The membership of the ASA has changed significantly in the percentages of females and males, as illustrated in Table 4 and Figure 4. This table looks at the current ASA membership and subsets that joined the ASA in ranges of previous years.
Assuming the number of departures from ASA membership has been proportional to gender (i.e., females and males are equally likely to discontinue or retain ASA membership), there has been a noticeable increase in the percentage of female members.
The ASA Fellow award is almost always given to ASA members who have reached mid-career, and as such, the gender percentages of ASA membership that are appropriate reference points for years 2004–2012 are those reflecting members who joined the ASA on or before 1994–2000. Thus, the relevant reference percentages for females for Fellow nominations and awards are in the 20% to 23% range.
The counts and percentages by gender of ASA Fellow nominations in 2004–2012 are presented in Table 5.
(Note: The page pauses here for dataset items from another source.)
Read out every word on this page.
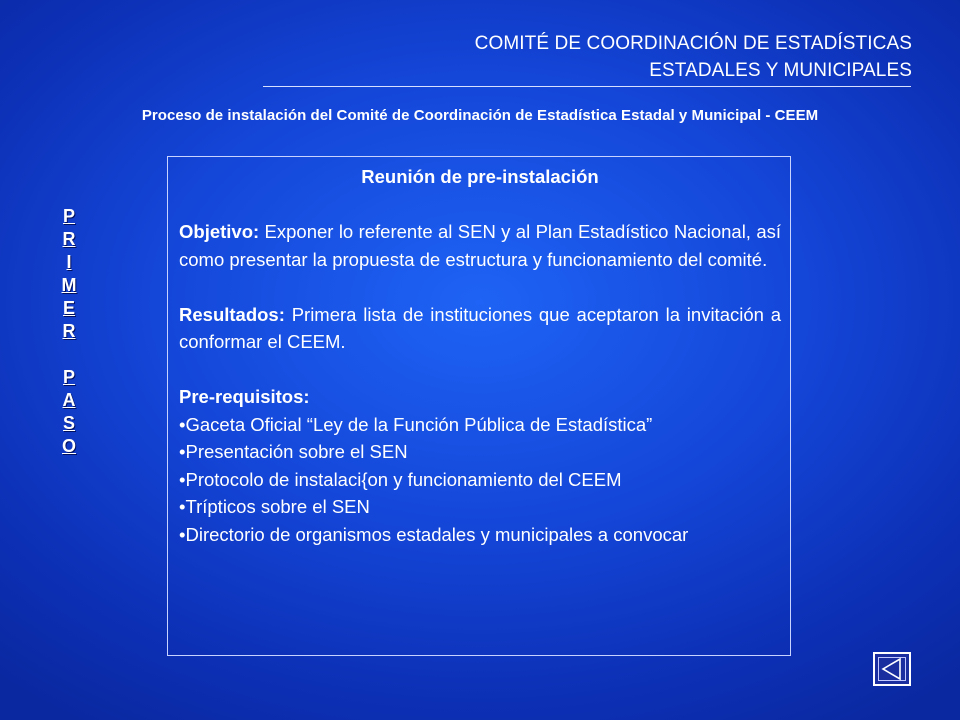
COMITÉ DE COORDINACIÓN DE ESTADÍSTICAS
ESTADALES Y MUNICIPALES
Proceso de instalación del Comité de Coordinación de Estadística Estadal y Municipal - CEEM
P
R
I
M
E
R
P
A
S
O

Reunión de pre-instalación

Objetivo: Exponer lo referente al SEN y al Plan Estadístico Nacional, así como presentar la propuesta de estructura y funcionamiento del comité.

Resultados: Primera lista de instituciones que aceptaron la invitación a conformar el CEEM.

Pre-requisitos:

•Gaceta Oficial “Ley de la Función Pública de Estadística”

•Presentación sobre el SEN

•Protocolo de instalaci{on y funcionamiento del CEEM

•Trípticos sobre el SEN

•Directorio de organismos estadales y municipales a convocar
The percentage of female nominees in 2012 was consistent with the reference percentages.
The counts and percentages by gender of ASA Fellow awards in 2004–2012 are presented in Table 6, and the percentages are presented in Figure 5.
The percentages of female Fellow awardees have been generally reflective of the reference percentages. As shown in Table 7 and Figure 6, the decline in the percentage of female Fellow awardees in 2009 was due simply to the lower percentage of female Fellow nominations. For nominees, the average chance of success is somewhat higher for females.
The number of Fellow nominations from a given employment sector or gender is a key factor in determining the number of awards from that sector. The other obvious key factor is the quality of the nominations. To increase the number of Fellow awards in an employment sector or gender to achieve parity in the percentages of awards relative to the percentages of ASA membership (see figures 2 and 5), the number of nominations from that sector or gender needs to increase, and these nominations need to be of good quality.
The ASA Fellow award is a significant recognition of contributions to the statistics profession, and one that should reflect the constituency of the ASA membership. If you or others you know are deserving of this award, please participate in and encourage others to participate in the award nomination process.